GPA Midstream has not given up the fight against the U.S. Environmental Protection Agency's deeply flawed final rule on methane emissions from valves and vent systems, which the agency issued earlier this year. GPA has petitioned EPA to reconsider the parts of the rule harmful to our members and challenged the rule in federal court.
As written, the final rule imposes impossible compliance demands. In the federal court filing to request a stay of the rule’s implementation, GPA informed EPA that many, or even all, midstream companies will be out of compliance on the effective date and likely for many months afterward.
The rule, called “Standards of Performance for New, Reconstructed, and Modified Sources and Emissions Guidelines for Existing Sources: Oil and Natural Gas Sector Climate Review,” should be stayed and reconsidered by the EPA to address four key points.
1) The infeasibility of monitoring the vent gas net heating value that flows to flares or combustion devices from storage vessels. The ability to monitor the sporadic and mostly low-pressure releases, either continuously, or when using EPA’s alternative sampling procedure, is not technically practicable. GPA is asking EPA to allow other ways to demonstrate compliance with the rule using existing technology and industry capabilities.
2) GPA’s petition asks EPA to allow attempts to repair a leaking valve before mandating replacement with a new low-emission valve or valve packing, as the rule now demands. If simple, inexpensive, and fast-acting measures will correct a leak, mandating a replacement is unjustified and unnecessarily wasteful.
3) The “no identifiable emissions” standard for closed vent systems is problematic. The rule imposes an unprecedented “zero emission” numeric standard despite EPA’s acknowledgement that all closed vent systems will develop leaks from time to time. Previously, these leaks were treated as work practice standards, where detection and repair satisfied the requirements.
Under the rule’s numeric standard, the inevitable development of a closed vent system leak is a violation, even when quickly detected and repaired. This standard would force midstream companies into repeated non-compliance despite their best efforts. GPA has asked EPA to reconsider these standards and re-classify them as work practice standards.
4) GPA is also challenging rules around tank modifications. As written, the rule deems any increase in throughput of substances such as crude oil, condensate, intermediate hydrocarbons or produced water to be a “modification,” triggering additional permitting, recordkeeping and reporting.

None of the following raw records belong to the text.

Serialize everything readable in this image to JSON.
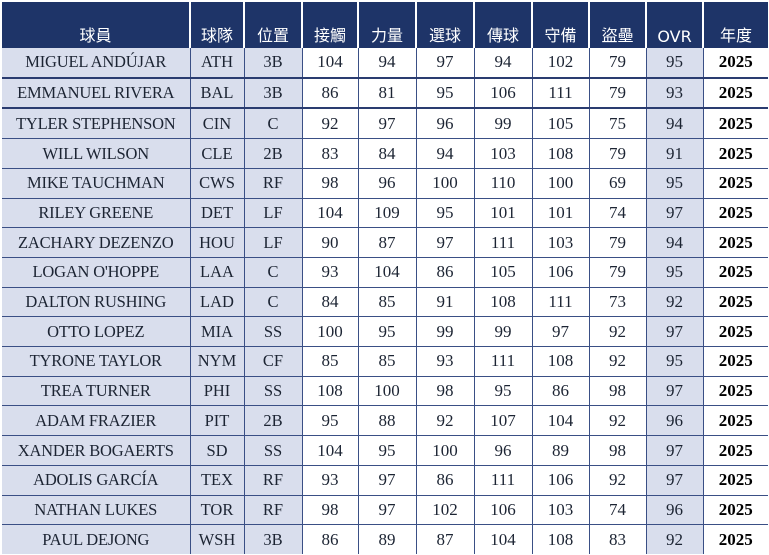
{
  "columns": [
    "球員",
    "球隊",
    "位置",
    "接觸",
    "力量",
    "選球",
    "傳球",
    "守備",
    "盜壘",
    "OVR",
    "年度"
  ],
  "rows": [
    {
      "player": "MIGUEL ANDÚJAR",
      "team": "ATH",
      "pos": "3B",
      "contact": "104",
      "power": "94",
      "eye": "97",
      "arm": "94",
      "field": "102",
      "speed": "79",
      "ovr": "95",
      "year": "2025"
    },
    {
      "player": "EMMANUEL RIVERA",
      "team": "BAL",
      "pos": "3B",
      "contact": "86",
      "power": "81",
      "eye": "95",
      "arm": "106",
      "field": "111",
      "speed": "79",
      "ovr": "93",
      "year": "2025"
    },
    {
      "player": "TYLER STEPHENSON",
      "team": "CIN",
      "pos": "C",
      "contact": "92",
      "power": "97",
      "eye": "96",
      "arm": "99",
      "field": "105",
      "speed": "75",
      "ovr": "94",
      "year": "2025"
    },
    {
      "player": "WILL WILSON",
      "team": "CLE",
      "pos": "2B",
      "contact": "83",
      "power": "84",
      "eye": "94",
      "arm": "103",
      "field": "108",
      "speed": "79",
      "ovr": "91",
      "year": "2025"
    },
    {
      "player": "MIKE TAUCHMAN",
      "team": "CWS",
      "pos": "RF",
      "contact": "98",
      "power": "96",
      "eye": "100",
      "arm": "110",
      "field": "100",
      "speed": "69",
      "ovr": "95",
      "year": "2025"
    },
    {
      "player": "RILEY GREENE",
      "team": "DET",
      "pos": "LF",
      "contact": "104",
      "power": "109",
      "eye": "95",
      "arm": "101",
      "field": "101",
      "speed": "74",
      "ovr": "97",
      "year": "2025"
    },
    {
      "player": "ZACHARY DEZENZO",
      "team": "HOU",
      "pos": "LF",
      "contact": "90",
      "power": "87",
      "eye": "97",
      "arm": "111",
      "field": "103",
      "speed": "79",
      "ovr": "94",
      "year": "2025"
    },
    {
      "player": "LOGAN O'HOPPE",
      "team": "LAA",
      "pos": "C",
      "contact": "93",
      "power": "104",
      "eye": "86",
      "arm": "105",
      "field": "106",
      "speed": "79",
      "ovr": "95",
      "year": "2025"
    },
    {
      "player": "DALTON RUSHING",
      "team": "LAD",
      "pos": "C",
      "contact": "84",
      "power": "85",
      "eye": "91",
      "arm": "108",
      "field": "111",
      "speed": "73",
      "ovr": "92",
      "year": "2025"
    },
    {
      "player": "OTTO LOPEZ",
      "team": "MIA",
      "pos": "SS",
      "contact": "100",
      "power": "95",
      "eye": "99",
      "arm": "99",
      "field": "97",
      "speed": "92",
      "ovr": "97",
      "year": "2025"
    },
    {
      "player": "TYRONE TAYLOR",
      "team": "NYM",
      "pos": "CF",
      "contact": "85",
      "power": "85",
      "eye": "93",
      "arm": "111",
      "field": "108",
      "speed": "92",
      "ovr": "95",
      "year": "2025"
    },
    {
      "player": "TREA TURNER",
      "team": "PHI",
      "pos": "SS",
      "contact": "108",
      "power": "100",
      "eye": "98",
      "arm": "95",
      "field": "86",
      "speed": "98",
      "ovr": "97",
      "year": "2025"
    },
    {
      "player": "ADAM FRAZIER",
      "team": "PIT",
      "pos": "2B",
      "contact": "95",
      "power": "88",
      "eye": "92",
      "arm": "107",
      "field": "104",
      "speed": "92",
      "ovr": "96",
      "year": "2025"
    },
    {
      "player": "XANDER BOGAERTS",
      "team": "SD",
      "pos": "SS",
      "contact": "104",
      "power": "95",
      "eye": "100",
      "arm": "96",
      "field": "89",
      "speed": "98",
      "ovr": "97",
      "year": "2025"
    },
    {
      "player": "ADOLIS GARCÍA",
      "team": "TEX",
      "pos": "RF",
      "contact": "93",
      "power": "97",
      "eye": "86",
      "arm": "111",
      "field": "106",
      "speed": "92",
      "ovr": "97",
      "year": "2025"
    },
    {
      "player": "NATHAN LUKES",
      "team": "TOR",
      "pos": "RF",
      "contact": "98",
      "power": "97",
      "eye": "102",
      "arm": "106",
      "field": "103",
      "speed": "74",
      "ovr": "96",
      "year": "2025"
    },
    {
      "player": "PAUL DEJONG",
      "team": "WSH",
      "pos": "3B",
      "contact": "86",
      "power": "89",
      "eye": "87",
      "arm": "104",
      "field": "108",
      "speed": "83",
      "ovr": "92",
      "year": "2025"
    }
  ],
  "colors": {
    "header_bg": "#1e3468",
    "header_text": "#ffffff",
    "shaded_cell": "#d9deed",
    "grid": "#3a4f85"
  }
}
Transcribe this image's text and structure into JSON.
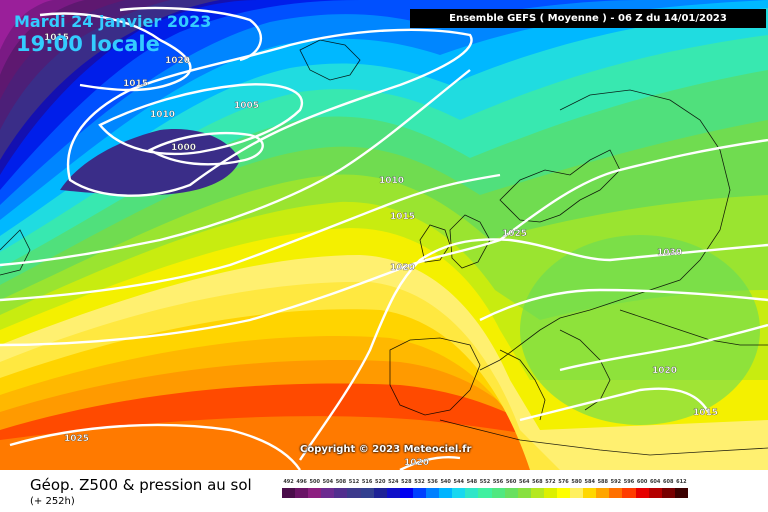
{
  "header": {
    "date": "Mardi 24 janvier 2023",
    "local_time": "19:00 locale",
    "run_info": "Ensemble GEFS  ( Moyenne )  -  06 Z du 14/01/2023"
  },
  "copyright": "Copyright © 2023 Meteociel.fr",
  "footer": {
    "title": "Géop. Z500 & pression au sol",
    "subtitle": "(+ 252h)"
  },
  "legend": {
    "labels": [
      "492",
      "496",
      "500",
      "504",
      "508",
      "512",
      "516",
      "520",
      "524",
      "528",
      "532",
      "536",
      "540",
      "544",
      "548",
      "552",
      "556",
      "560",
      "564",
      "568",
      "572",
      "576",
      "580",
      "584",
      "588",
      "592",
      "596",
      "600",
      "604",
      "608",
      "612"
    ],
    "colors": [
      "#4a0d4a",
      "#6a1466",
      "#8c1f80",
      "#6c2a90",
      "#512e8e",
      "#3d3a8c",
      "#323f90",
      "#1e2296",
      "#1010c8",
      "#0000f0",
      "#0040ff",
      "#0080ff",
      "#00b4ff",
      "#18d8f0",
      "#30e6c8",
      "#40f0a0",
      "#50e880",
      "#68e060",
      "#88e040",
      "#b4e820",
      "#dcf000",
      "#ffff00",
      "#fff060",
      "#ffd700",
      "#ffa500",
      "#ff7000",
      "#ff3c00",
      "#e60000",
      "#b40000",
      "#780000",
      "#3c0000"
    ]
  },
  "isobars": {
    "labels": [
      "1015",
      "1020",
      "1015",
      "1005",
      "1010",
      "1000",
      "1010",
      "1015",
      "1020",
      "1025",
      "1030",
      "1020",
      "1015",
      "1025",
      "1020"
    ]
  }
}
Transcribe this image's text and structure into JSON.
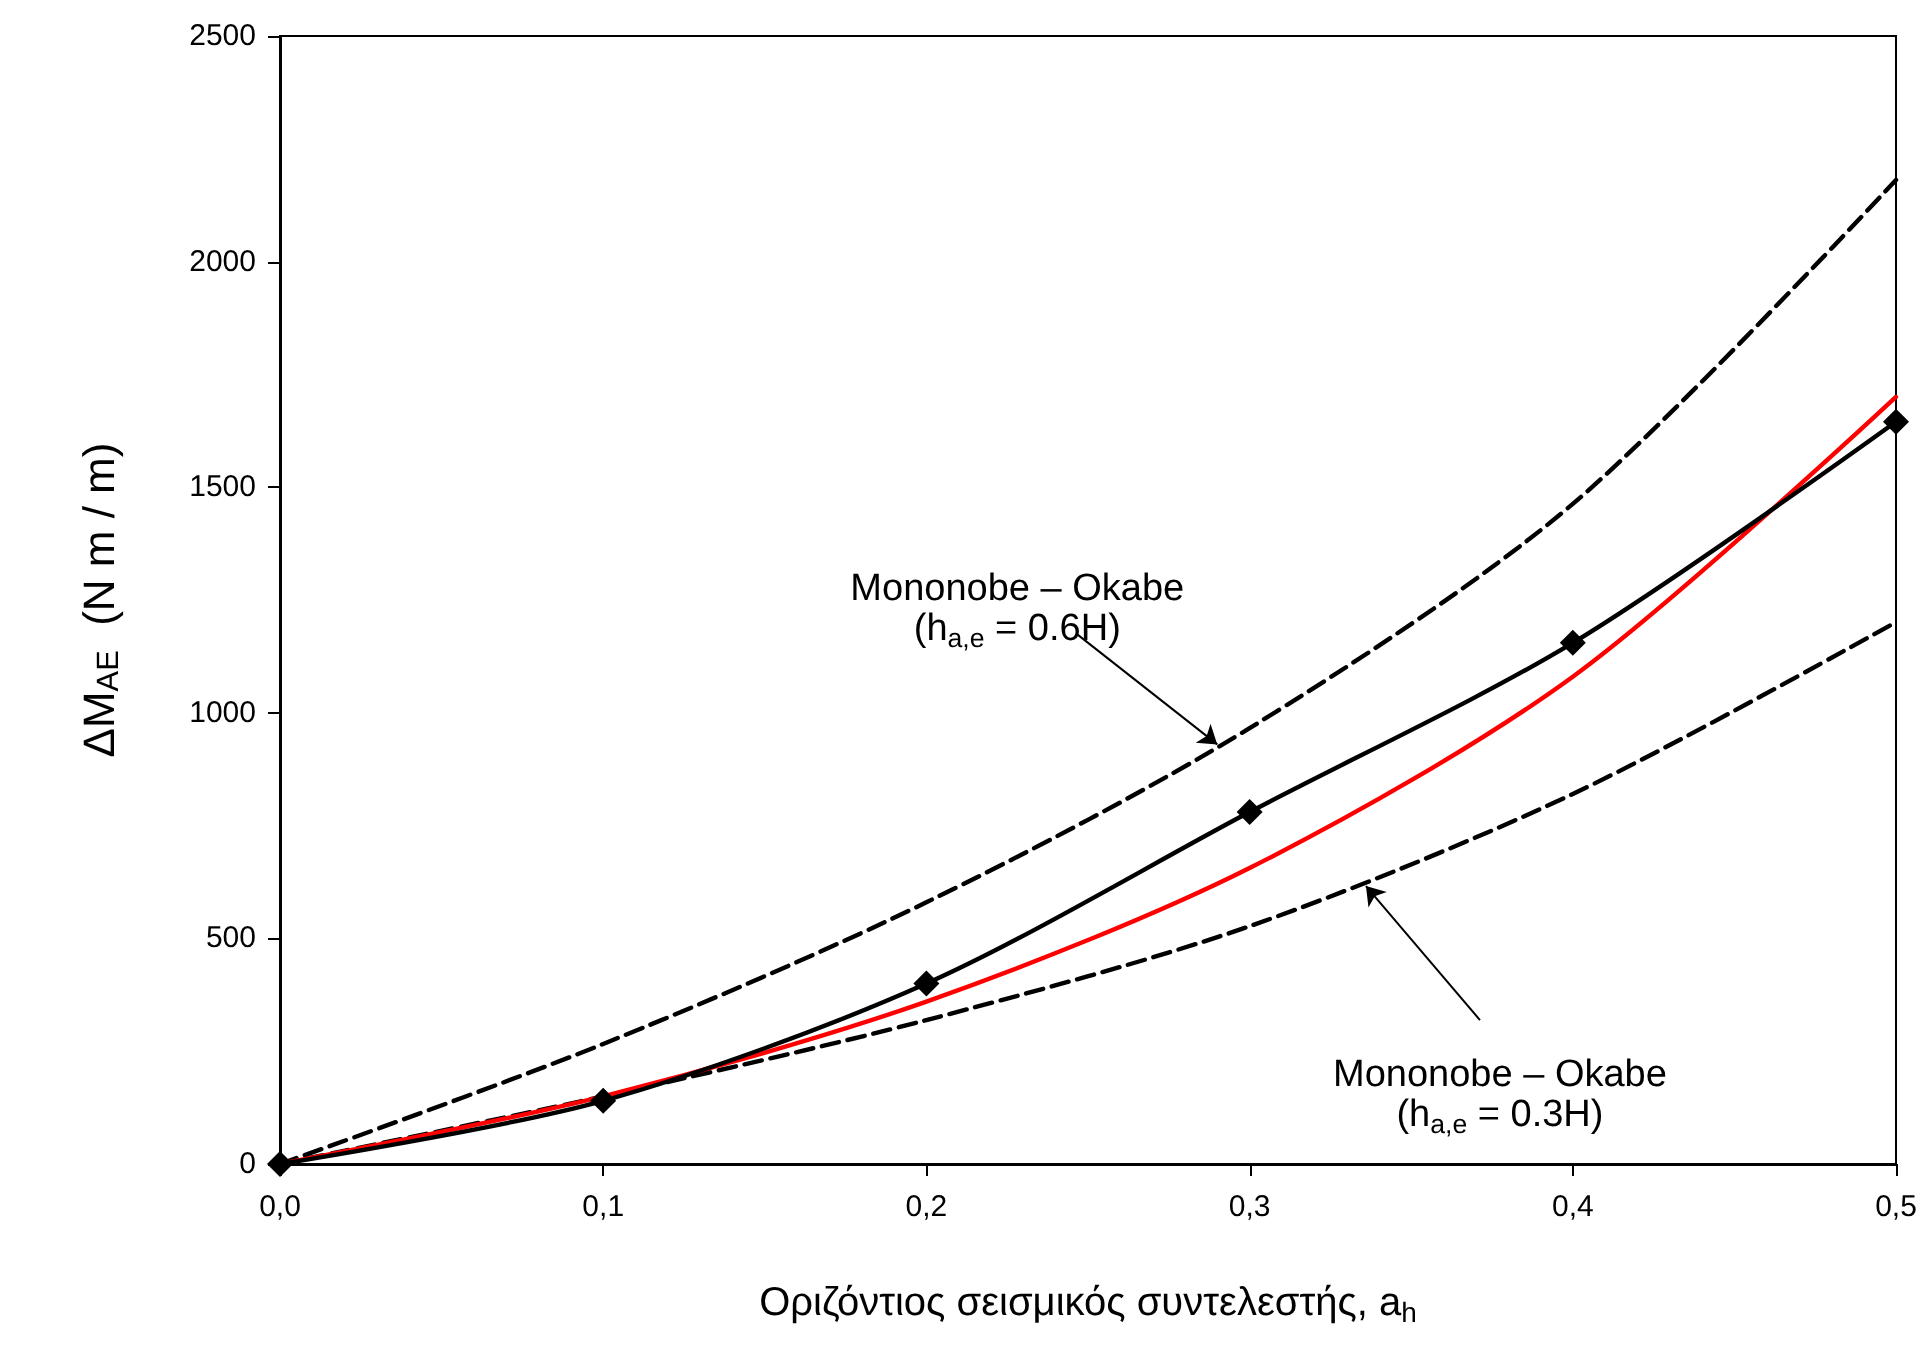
{
  "chart_data": {
    "type": "line",
    "xlabel": "Οριζόντιος σεισμικός συντελεστής, a$_{h}$",
    "ylabel": "ΔM$_{AE}$  (N m / m)",
    "x": [
      0,
      0.1,
      0.2,
      0.3,
      0.4,
      0.5
    ],
    "series": [
      {
        "color": "#000000",
        "values": [
          0,
          140,
          400,
          780,
          1155,
          1645
        ],
        "marker": "diamond",
        "line_style": "solid"
      },
      {
        "color": "#ff0000",
        "values": [
          0,
          150,
          360,
          656,
          1080,
          1700
        ],
        "marker": "none",
        "line_style": "solid"
      },
      {
        "color": "#000000",
        "values": [
          0,
          266,
          580,
          966,
          1463,
          2181
        ],
        "marker": "none",
        "line_style": "dashed"
      },
      {
        "color": "#000000",
        "values": [
          0,
          150,
          319,
          527,
          820,
          1201
        ],
        "marker": "none",
        "line_style": "dashed"
      }
    ],
    "xlim": [
      0,
      0.5
    ],
    "xticks": [
      {
        "value": 0,
        "label": "0,0"
      },
      {
        "value": 0.1,
        "label": "0,1"
      },
      {
        "value": 0.2,
        "label": "0,2"
      },
      {
        "value": 0.3,
        "label": "0,3"
      },
      {
        "value": 0.4,
        "label": "0,4"
      },
      {
        "value": 0.5,
        "label": "0,5"
      }
    ],
    "ylim": [
      0,
      2500
    ],
    "yticks": [
      0,
      500,
      1000,
      1500,
      2000,
      2500
    ],
    "grid": false,
    "annotations": [
      {
        "text": "Mononobe – Okabe\n(h$_{a,e}$ = 0.6H)",
        "x": 0.29,
        "y": 930
      },
      {
        "text": "Mononobe – Okabe\n(h$_{a,e}$ = 0.3H)",
        "x": 0.336,
        "y": 616
      }
    ]
  }
}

Midstream storage tanks would be considered “modified” even when they had no advance notice of increased throughput from third parties, there was no physical change to the tanks, no change in how those tanks were operated, and no increase in emissions.
EPA should stay and reconsider this requirement because it violates the Clean Air Act’s definition of “modification” and is fundamentally unfair to midstream companies that don’t control the flow of liquids from upstream sources.
The most immediate concern is over the leaking valve replacement rule, and GPA has requested that EPA leaders convene a proceeding to reconsider the requirements, which were implemented without an opportunity for public comment and will lead to the waste of millions of dollars spent replacing functional equipment.